Verifica-se que a jurisprudência tem invocado o princípio da coculpabilidade. Todavia, ainda é tema que causa divergência no ordenamento jurídico, havendo resistência clara em sua aplicação. Vejamos um exemplo em que o princípio foi invocado:

APELAÇÃO – FURTO – PROVAS SUFICIENTES DA AUTORIA E MATERIALIDADE – CONDENAÇÃO MANTIDA – INVOCAÇÃO DO PRINCÍPIO DA CO-CULPABILIDADE – NÃO APLICABILIDADE DE PENA EXACERBADA – DIMINUIÇÃO DA PENA BASE – AUMENTO MÁXIMO DE 1/6 SOBRE A PENA BASE. É de se reconhecer as circunstâncias atenuantes inominadas, descrita no artigo 66 do Código Penal, quando comprovado o perfil social do acusado, desempregado, miserável, sem oportunidade de vida, devendo o Estado, na esteira da co-culpabilidade citada por Zaffaroni, espelhar a sua responsabilidade pela desigualdade social, fonte inegável dos delitos patrimoniais, no juízo de censura penal imposto ao réu. Tal circunstância pode e deve, também, atuar como instrumento da proporcionalidade na punição, imposição do Estado Democrático de Direito. (TJMG, 1ª Turma Criminal, Rel. ALEXANDRE VICTOR DE CARVALHO, julgamento em 27/03/2007).

Não obstante, vejamos um exemplo em que o mesmo não foi reconhecido:

ROUBO. DECLARAÇÕES DA VÍTIMA E RECONHECIMENTO PESSOAL - PROVAS VÁLIDAS. ATENUANTE GENÉRICA - CO-CULPABILIDADE IMPOSSIBILIDADE. As declarações da vítima e o reconhecimento pessoal, ratificados em juízo, são suficientes para a configuração do crime contra o patrimônio, quando seguros e em sintonia com os demais elementos probatórios, dentre eles, a apreensão da res furtiva em poder da acusada. Incabível, ainda, o reconhecimento da atenuante da co-culpabilidade, sob pena de desvirtuar o real do reconhecimento das atenuantes, bem como de se justificar as infrações intoleráveis e reprimidas pela sociedade. (TJSP, 4° Câmara de Direito Criminal, Rel. WILLIAN CAMPOS, julgamento em 01/09/2011)

Como dito, a aplicação do princípio da coculpabilidade busca responsabilizar a mea culpa do Estado e da sociedade, pelas consequências de não oferecer oportunidades sociais iguais e econômicas para todos os cidadãos, impulsionando-os indiretamente ao cometimento de crimes. No entanto, como aludido por Grégore Moreira de Moura, (2016, p. 61) ‘’tendo, porém, como limite o cuidado para não transformar o criminoso em vítima e o Estado em criminoso, invertendo erroneamente as posições jurídicas de ambos.’’
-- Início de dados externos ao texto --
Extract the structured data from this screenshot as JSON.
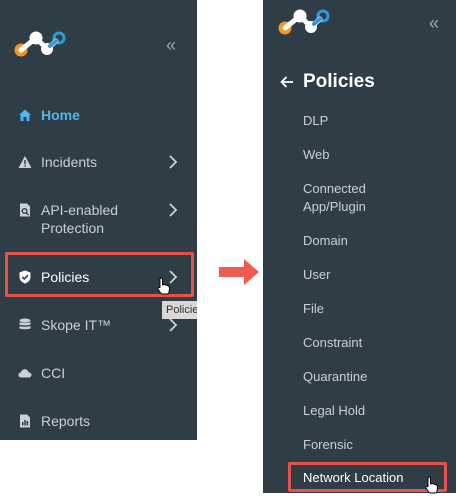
{
  "colors": {
    "panel_bg": "#2f3d46",
    "text": "#c9d1d6",
    "active_text": "#4fb7f0",
    "highlight": "#e8514a",
    "logo_orange": "#f5942a",
    "logo_blue": "#2f9ad6"
  },
  "left_nav": {
    "items": [
      {
        "label": "Home",
        "icon": "home-icon",
        "active": true
      },
      {
        "label": "Incidents",
        "icon": "warning-icon"
      },
      {
        "label": "API-enabled Protection",
        "icon": "document-search-icon"
      },
      {
        "label": "Policies",
        "icon": "shield-check-icon"
      },
      {
        "label": "Skope IT™",
        "icon": "database-icon"
      },
      {
        "label": "CCI",
        "icon": "cloud-icon"
      },
      {
        "label": "Reports",
        "icon": "report-icon"
      }
    ],
    "tooltip": "Policies"
  },
  "sub_menu": {
    "title": "Policies",
    "items": [
      "DLP",
      "Web",
      "Connected App/Plugin",
      "Domain",
      "User",
      "File",
      "Constraint",
      "Quarantine",
      "Legal Hold",
      "Forensic",
      "Network Location"
    ]
  }
}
Portanto, apesar de o princípio buscar a diminuição da pena, ou até mesmo a absolvição do indivíduo, dependendo da situação de exclusão social que o caso apresente, nem sempre essa miserabilidade poderá servir como escusa para prática de condutas ilícitas, dado que, ainda que seja um princípio geral, deve ser analisado caso a caso. A relação causal supostamente havida entre a situação de miserabilidade e a prática do crime deverá ser cabalmente comprovada para que o princípio possa ser aplicado.

Ademais, acerca do princípio da coculpabilidade, afirma Grégore Moreira de Moura (2016, p.148):

A diminuição do poder de autodeterminar-se deve ser reconhecida por meio da co-responsabilidade do Estado e da sociedade. Acentua-se, no entanto, que o princípio da co-culpabilidade não elimina a seletividade do sistema penal, mas atua como princípio corretor dessa seletividade, diminuindo sobremaneira seus impactos, dando ensejo ao desenvolvimento de um espírito crítico e responsável que oriente toda a sociedade. Além disso, aproxima o Direito Penal da culpabilidade material e, por conseguinte, da igualdade material.

Por todos esses aspectos, entende-se que o princípio da coculpabilidade seria um critério corretor da seletividade do Direito Penal, objetivando uma mudança no âmbito legislativo, visto que, quem legisla no Brasil é a própria classe dominante, que acaba sendo favorecida pelas leis. Portanto, é necessária a positivação desse princípio para que sua aplicação na prática ocorra de forma obrigatória.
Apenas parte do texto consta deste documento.